• Certains médicaments, tels que le finastéride et les ISRS, peuvent altérer la qualité du sperme. Cet effet est généralement réversible après l’arrêt du traitement.

  • Il ressort d’études limitées que le risque tératogène n’est pas majoré par les médicaments pris par le père peu avant la conception, à l’exception peut-être du valproate. Des études récentes suggèrent un risque accru de troubles neurodéveloppementaux en cas d’exposition paternelle au valproate.

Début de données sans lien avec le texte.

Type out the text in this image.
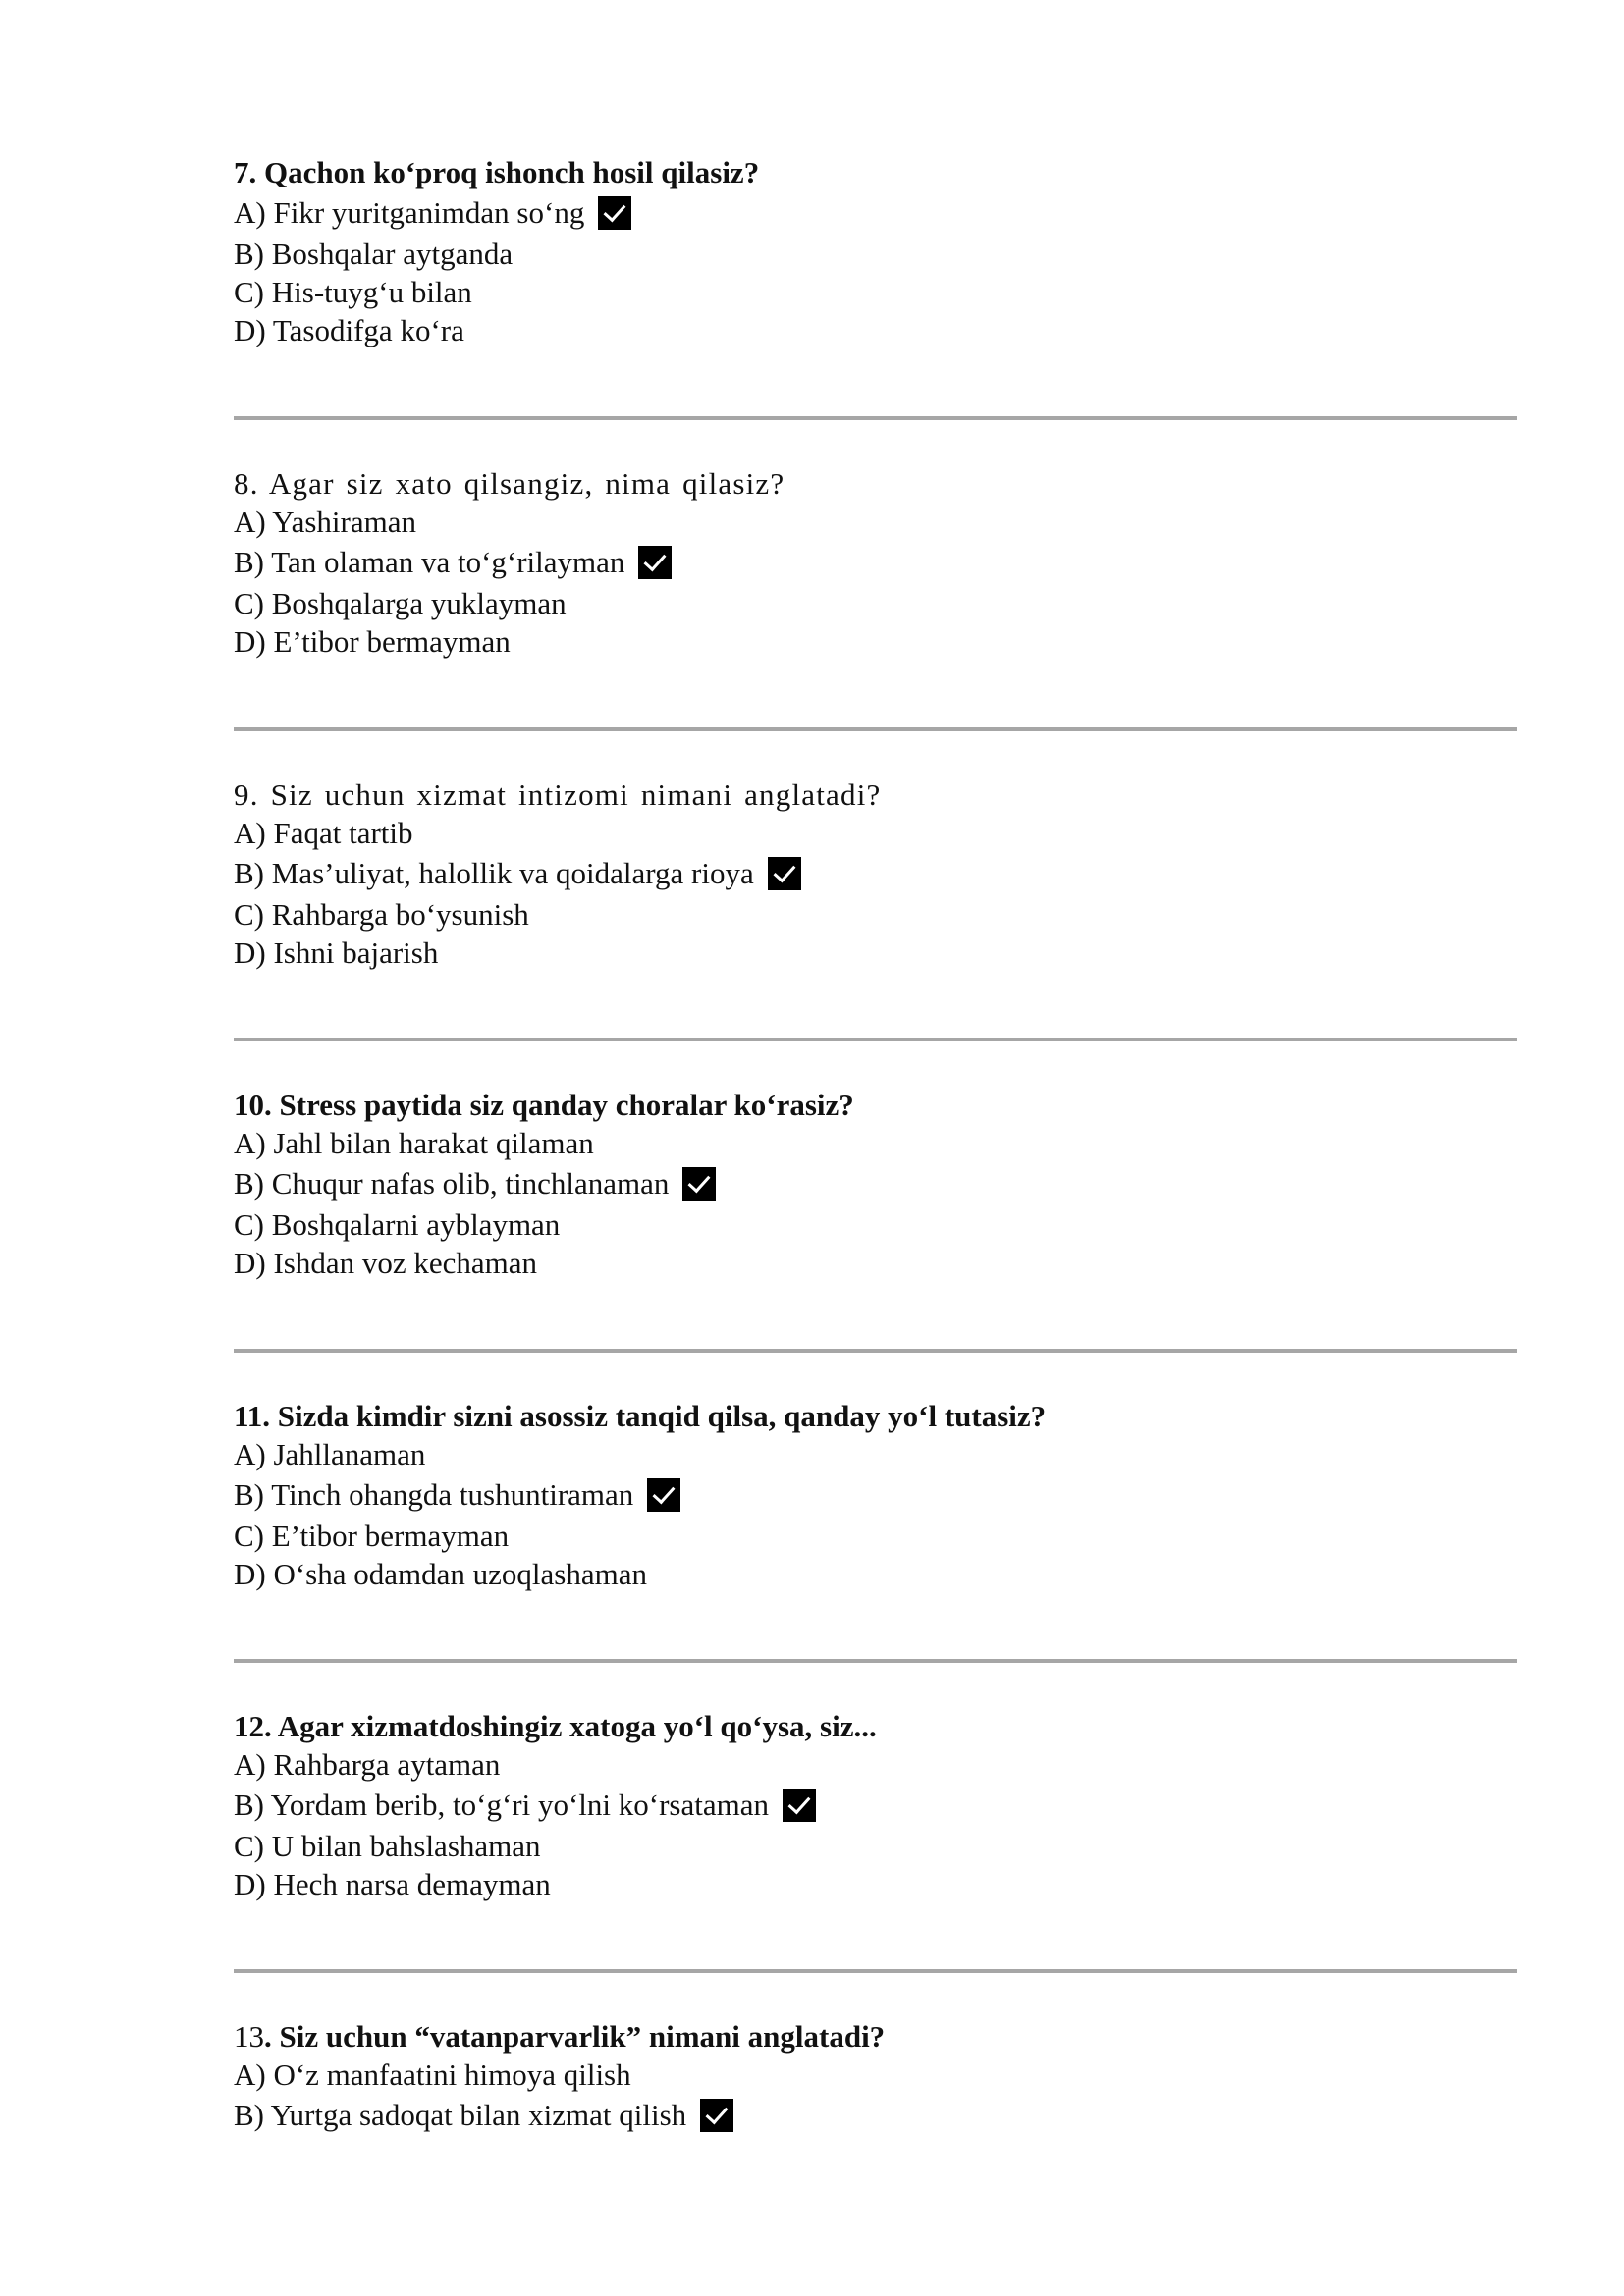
7. Qachon ko‘proq ishonch hosil qilasiz?

A) Fikr yuritganimdan so‘ng
B) Boshqalar aytganda
C) His-tuyg‘u bilan
D) Tasodifga ko‘ra

8. Agar siz xato qilsangiz, nima qilasiz?

A) Yashiraman
B) Tan olaman va to‘g‘rilayman
C) Boshqalarga yuklayman
D) E’tibor bermayman

9. Siz uchun xizmat intizomi nimani anglatadi?

A) Faqat tartib
B) Mas’uliyat, halollik va qoidalarga rioya
C) Rahbarga bo‘ysunish
D) Ishni bajarish

10. Stress paytida siz qanday choralar ko‘rasiz?

A) Jahl bilan harakat qilaman
B) Chuqur nafas olib, tinchlanaman
C) Boshqalarni ayblayman
D) Ishdan voz kechaman

11. Sizda kimdir sizni asossiz tanqid qilsa, qanday yo‘l tutasiz?

A) Jahllanaman
B) Tinch ohangda tushuntiraman
C) E’tibor bermayman
D) O‘sha odamdan uzoqlashaman

12. Agar xizmatdoshingiz xatoga yo‘l qo‘ysa, siz...

A) Rahbarga aytaman
B) Yordam berib, to‘g‘ri yo‘lni ko‘rsataman
C) U bilan bahslashaman
D) Hech narsa demayman

13. Siz uchun “vatanparvarlik” nimani anglatadi?

A) O‘z manfaatini himoya qilish
B) Yurtga sadoqat bilan xizmat qilish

  • En cas d’exposition paternelle à des médicaments tératogènes connus en période post-conceptionnelle, aucun impact n’est à prévoir sur la grossesse ou l’enfant à naître, la quantité de médicament dans le sperme étant négligeable.

L’exposition maternelle aux médicaments pendant la grossesse et les effets sur la mère et l’enfant à naître sont assez bien documentés. En revanche, on dispose de beaucoup moins d’informations sur l’exposition paternelle aux médicaments en cas de projet de grossesse. Dans cet article, nous examinons les médicaments couramment utilisés (à l’exception des médicaments cytotoxiques) susceptibles d’influencer la fertilité masculine ou le risque tératogène en cas d’exposition paternelle en pré- et post-conceptionnel. Pour ce faire, nous nous appuyons sur un récapitulatif de l’une de nos sources habituelles en matière de grossesse, à savoir, le centre Lareb1.
 

Impact sur la qualité du sperme

Des études ont montré qu’un nombre limité de médicaments pouvait affecter la spermatogenèse. Dans cet aperçu, nous n’abordons que les spécialités qui sont également mentionnées dans le récapitulatif du Lareb1.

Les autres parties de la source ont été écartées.